Ночью отец уехал. Расстались они по-мужски, скрывая нежность. Впервые Валентин заметил, что отец — старик, и жаль стало его. Когда поезд тронулся с места, Валентин крикнул:
— В отпуск к тебе приеду!
— Давай, давай! — ответил отец.
За стуком колес не было слышно, что еще он кричал сыну.
ГЛАВА ОДИННАДЦАТАЯ
Из командировки Николай приехал, как никогда, радостный и возбужденный. Он даже с Валентином поздоровался за руку и сказал, показывая на рукопись:
— Вот это да!
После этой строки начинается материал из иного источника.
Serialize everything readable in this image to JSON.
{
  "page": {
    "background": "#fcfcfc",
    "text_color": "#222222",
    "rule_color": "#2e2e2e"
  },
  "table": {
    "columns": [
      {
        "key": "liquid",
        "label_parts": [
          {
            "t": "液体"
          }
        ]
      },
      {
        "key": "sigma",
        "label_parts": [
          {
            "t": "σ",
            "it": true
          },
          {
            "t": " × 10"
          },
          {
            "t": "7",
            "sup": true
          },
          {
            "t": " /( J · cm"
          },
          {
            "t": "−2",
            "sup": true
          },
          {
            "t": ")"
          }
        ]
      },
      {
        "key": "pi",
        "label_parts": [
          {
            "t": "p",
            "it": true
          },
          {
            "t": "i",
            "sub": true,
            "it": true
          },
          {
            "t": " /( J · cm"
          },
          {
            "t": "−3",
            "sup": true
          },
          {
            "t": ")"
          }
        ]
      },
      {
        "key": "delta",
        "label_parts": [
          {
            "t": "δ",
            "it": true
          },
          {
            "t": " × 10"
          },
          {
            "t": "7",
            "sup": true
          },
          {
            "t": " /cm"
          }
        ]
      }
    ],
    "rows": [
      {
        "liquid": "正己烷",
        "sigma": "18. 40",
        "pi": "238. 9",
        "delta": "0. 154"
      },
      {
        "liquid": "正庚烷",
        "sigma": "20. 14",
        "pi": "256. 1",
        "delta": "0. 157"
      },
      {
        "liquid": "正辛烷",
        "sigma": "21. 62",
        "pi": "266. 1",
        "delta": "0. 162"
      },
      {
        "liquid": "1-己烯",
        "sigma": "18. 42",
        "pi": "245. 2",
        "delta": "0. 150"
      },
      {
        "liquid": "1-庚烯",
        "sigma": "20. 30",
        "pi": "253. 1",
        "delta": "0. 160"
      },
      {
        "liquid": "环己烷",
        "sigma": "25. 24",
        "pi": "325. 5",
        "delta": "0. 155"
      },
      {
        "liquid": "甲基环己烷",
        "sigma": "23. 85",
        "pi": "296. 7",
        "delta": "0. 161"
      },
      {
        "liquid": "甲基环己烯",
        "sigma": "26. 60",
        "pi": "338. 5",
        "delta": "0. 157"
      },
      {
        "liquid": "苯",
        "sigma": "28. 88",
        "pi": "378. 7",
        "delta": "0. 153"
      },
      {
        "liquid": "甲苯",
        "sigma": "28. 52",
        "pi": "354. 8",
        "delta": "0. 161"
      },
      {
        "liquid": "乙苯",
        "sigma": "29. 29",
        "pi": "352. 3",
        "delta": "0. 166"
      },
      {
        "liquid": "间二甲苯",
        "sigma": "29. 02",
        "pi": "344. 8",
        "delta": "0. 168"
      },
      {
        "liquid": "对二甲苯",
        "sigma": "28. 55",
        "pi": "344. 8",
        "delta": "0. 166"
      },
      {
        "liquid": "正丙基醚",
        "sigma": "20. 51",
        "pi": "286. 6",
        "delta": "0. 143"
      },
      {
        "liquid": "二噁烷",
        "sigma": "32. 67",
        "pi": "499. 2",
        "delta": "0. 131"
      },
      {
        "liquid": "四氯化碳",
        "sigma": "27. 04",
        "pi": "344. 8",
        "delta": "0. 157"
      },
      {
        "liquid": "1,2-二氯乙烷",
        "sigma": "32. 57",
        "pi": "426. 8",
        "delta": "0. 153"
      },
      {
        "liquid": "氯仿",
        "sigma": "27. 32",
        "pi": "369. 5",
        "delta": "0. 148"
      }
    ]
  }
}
Гвоздь! И помахал кулаком.
Валентин вежливо улыбнулся. Надо было спешить, писать отчет о совещании молодых новаторов-машиностроителей.
Совещание оказалось заранее подготовленным спектаклем. Доклад Тополькова «Новаторы производства и комсомольские организации» не отвечал теме, начинался характеристикой международного положения, содержал огромное количество примеров производственной деятельности новаторов-машиностроителей и заканчивался соответствующими призывами.
Выступления участников заранее готовились в горкомах комсомола, состояли из цифр, фамилий, процентов и лозунгов. В итоге получился парадный производственный отчет. В зале царила вежливая скука. Лишь однажды совещание оживилось, когда токарь Гурьев, оторвавшись от бумаги с текстом своей речи, заговорил звонким голосом:
— Неплохо наша молодежь работает. Но областной комитет комсомола тут ни при чем. Никакой помощи передовикам, как и наша первичная комсомольская организация, он не оказывает да и оказывать не собирается. Видно ведь. Они данные собирают. А о нас только на совещаниях вспоминают. Здесь о нас и заботу осуществляют.
В своем отчете Валентин привел это выступление почти целиком. Копытов отчет забраковал и поручил Рогову писать заново.